Very few life events result in the anguish that comes with the death of an infant, especially one that is sudden and unexpected. Each year in the United States, approximately 3500 sudden, unexpected infant deaths (SUIDs) occur generally between the ages of 1 month and 1 year at a time when most infants sleep between 12 -18 hours/day.
They consist of three main types with Sudden Infant Death Syndrome (SIDS) being the predominant one, and deaths due to unknown causes and those due to accidental suffocation and strangulation in bed (ASSB) comprising the remainder.
The combined SUID death rate declined markedly following the 1992 American Academy of Pediatrics infant sleep recommendations and the initiation of the Back to Sleep campaign in 1994 with a primary focus on supine positioning during all infant sleep.
The combined SUID death rate decreased again slightly in 2009, and since that time has remained fairly constant. On the other hand, the ASSB, traditionally the least common of the three main causes of SUID, mortality rate remained unchanged until the late 1990s and has started a slow increase with its highest point in 2014.
Due in part to the success of the Back to Sleep campaign and to the increasing incidence of other sleep-related causes of SUID, the American Academy of Pediatrics broadened its focus since 2005 to include other factors resulting in an unsafe sleep environment and contributing to sleep-related infant deaths.
It is important to remember that the recommendations from the Safe to Sleep campaign are wholly derived from case-control studies and are based for the most part on epidemiologic studies including infants up to 1 year of age. The recommendations should therefore be applied to infants up to 1 year of age, except for those individuals in whom medical conditions warrant modification.
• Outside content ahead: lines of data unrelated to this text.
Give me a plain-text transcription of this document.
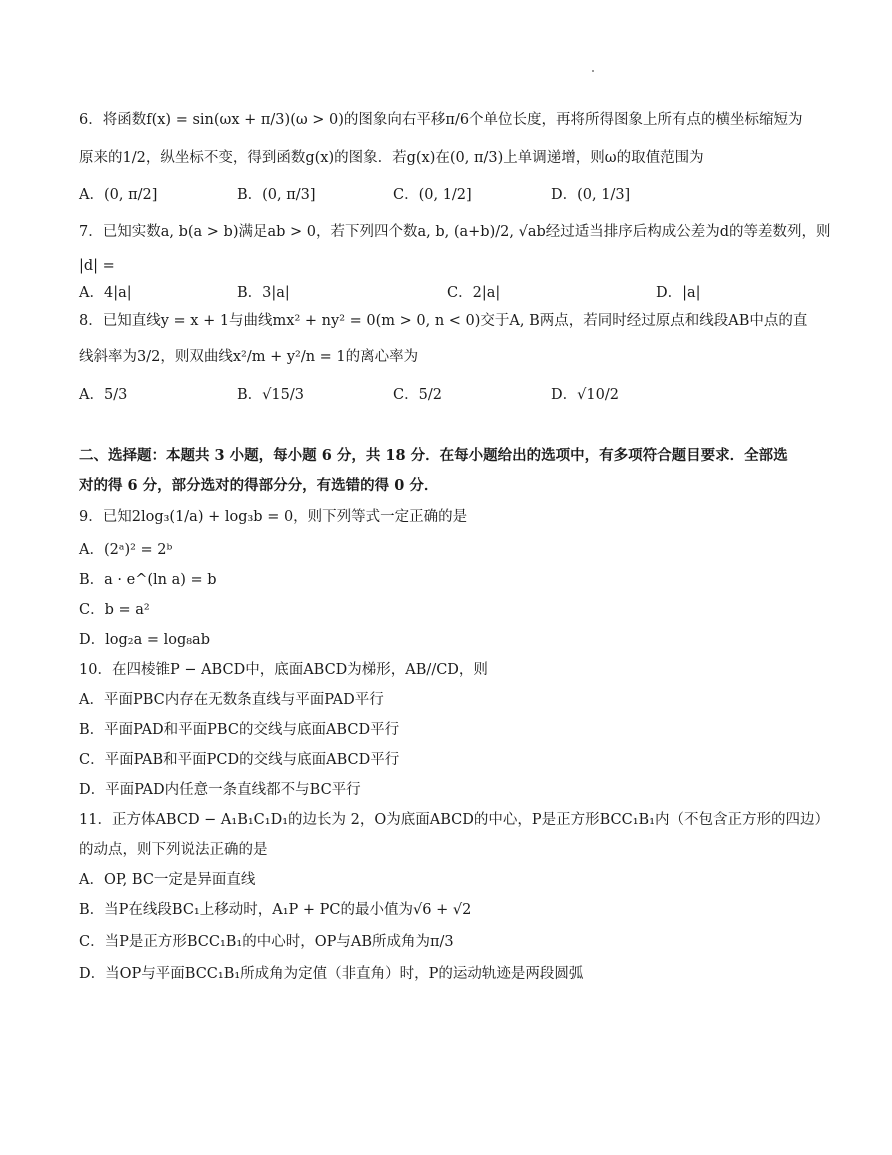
6．将函数f(x) = sin(ωx + π/3)(ω > 0)的图象向右平移π/6个单位长度，再将所得图象上所有点的横坐标缩短为
原来的1/2，纵坐标不变，得到函数g(x)的图象．若g(x)在(0, π/3)上单调递增，则ω的取值范围为
A．(0, π/2]	B．(0, π/3]	C．(0, 1/2]	D．(0, 1/3]
7．已知实数a, b(a > b)满足ab > 0，若下列四个数a, b, (a+b)/2, √ab经过适当排序后构成公差为d的等差数列，则
|d| =
A．4|a|	B．3|a|	C．2|a|	D．|a|
8．已知直线y = x + 1与曲线mx² + ny² = 0(m > 0, n < 0)交于A, B两点，若同时经过原点和线段AB中点的直
线斜率为3/2，则双曲线x²/m + y²/n = 1的离心率为
A．5/3	B．√15/3	C．5/2	D．√10/2
二、选择题：本题共 3 小题，每小题 6 分，共 18 分．在每小题给出的选项中，有多项符合题目要求．全部选
对的得 6 分，部分选对的得部分分，有选错的得 0 分．
9．已知2log₃(1/a) + log₃b = 0，则下列等式一定正确的是
A．(2ᵃ)² = 2ᵇ
B．a · e^(ln a) = b
C．b = a²
D．log₂a = log₈ab
10．在四棱锥P − ABCD中，底面ABCD为梯形，AB//CD，则
A．平面PBC内存在无数条直线与平面PAD平行
B．平面PAD和平面PBC的交线与底面ABCD平行
C．平面PAB和平面PCD的交线与底面ABCD平行
D．平面PAD内任意一条直线都不与BC平行
11．正方体ABCD − A₁B₁C₁D₁的边长为 2，O为底面ABCD的中心，P是正方形BCC₁B₁内（不包含正方形的四边）
的动点，则下列说法正确的是
A．OP, BC一定是异面直线
B．当P在线段BC₁上移动时，A₁P + PC的最小值为√6 + √2
C．当P是正方形BCC₁B₁的中心时，OP与AB所成角为π/3
D．当OP与平面BCC₁B₁所成角为定值（非直角）时，P的运动轨迹是两段圆弧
When it comes to safe sleep environment, remember the phrases “Back to Sleep”, “Bare is Best”, and “Room-sharing without Bed-sharing”. The basic underlying point to promote a safe sleep environment starts with every caretaker positioning every healthy infant on his or her back for every sleep.
Protective airway mechanisms prevent choking and aspiration. Only those infants with significant upper airway disorders warrant modification. Side sleeping is not recommended, and elevation while supine can be complicated by respiratory compromise if the infant’s position changes.
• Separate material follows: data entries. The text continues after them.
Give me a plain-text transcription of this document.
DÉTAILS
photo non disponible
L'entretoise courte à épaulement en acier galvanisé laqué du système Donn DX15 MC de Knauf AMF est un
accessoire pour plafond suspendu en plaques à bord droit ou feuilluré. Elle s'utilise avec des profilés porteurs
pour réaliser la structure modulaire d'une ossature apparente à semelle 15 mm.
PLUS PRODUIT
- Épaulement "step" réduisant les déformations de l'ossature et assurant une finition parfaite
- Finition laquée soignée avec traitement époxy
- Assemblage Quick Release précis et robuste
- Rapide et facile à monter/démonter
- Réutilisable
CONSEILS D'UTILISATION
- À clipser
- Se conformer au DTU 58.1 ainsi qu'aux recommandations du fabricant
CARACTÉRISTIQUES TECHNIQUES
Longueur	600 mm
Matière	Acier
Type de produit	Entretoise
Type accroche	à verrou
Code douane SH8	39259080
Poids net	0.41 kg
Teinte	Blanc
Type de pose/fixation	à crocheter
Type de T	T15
Preterm infants requiring prolonged hospitalization should also be maintained in the supine position during sleep when they are medically stable and long before they are ready for discharge to home.
Although the general recommendation pertains to infants up to one year of age, once an infant is capable of rolling from supine to prone and vice versa, the infant can remain in the sleep position that he or she assumes.
Since infants spend almost all of their time in a crib, bassinet, or play yard, these environments are especially important. Many infant deaths are associated with broken cribs with loose or missing parts.
Cribs should be no older than ten years and conform to the safety standards of the Consumer Product Safety Commission. Before use, the product should be checked for previous recall. Cribs require narrow slats and stable sides. Since 2011, federal safety standards prohibit the sale of drop side rail cribs. Specific mattresses designed for the crib should be firm and covered with a fitted sheet.
There should be no gaps larger than two finger breadths between the mattress and the crib. Soft materials or objects, such as pillows, comforters, or sheepskins even when covered with a sheet , should not be placed under a sleeping infant. Research shows that babies who sleep on soft surfaces which allow the baby’s head to sink into the surface are at higher risk for SIDS and suffocation.
If an infant falls asleep in a sitting device, such as a car safety seat, stroller, swing, or infant carrier, he or she should be removed from the product and moved to a crib or other appropriate firm flat surface as soon as practical.
When infant slings or cloth carriers are used, the infant’s head should be up and above the fabric, the face visible, and the nose and mouth not obstructed. The crib surface should be free of stuffed animals, pillows, toys, bumper pads, or blankets to reduce the risk of suffocation or entrapment. The crib, bassinet, or play yard should be positioned away from wall hangings, and the area should be free of blind and curtain cords which can result in strangulation.
Room-sharing without bed-sharing is recommended and is most likely to prevent accidental suffocation especially from overlaying, strangulation, and entrapment that might occur when an infant is sleeping in an adult bed. Soft mattresses, pillows, quilts, and loose bed linens provide a high risk environment for infants. Certainly, infants can be brought into the bed for feeding or comforting but should be returned to their own crib or bassinet when the parent is ready to return to sleep.
Epidemiologic studies have demonstrated increased risks for SIDS and suffocation when bed-sharing involves infants less than three months of age, other children or multiple persons, and caretakers who are excessively tired, current smokers, or are using medications or substances that impair alertness or ability to arouse. It is best to provide separate sleep areas and avoid co-bedding for twins and higher multiples in the hospital and at home.
Certain sudden, unexpected infant deaths are not preventable. Continuing research particularly related to SIDS will provide new insights into the mechanisms resulting in this tragedy. Nevertheless, vigilance in attending to those modifiable environmental risk factors is highly desirable.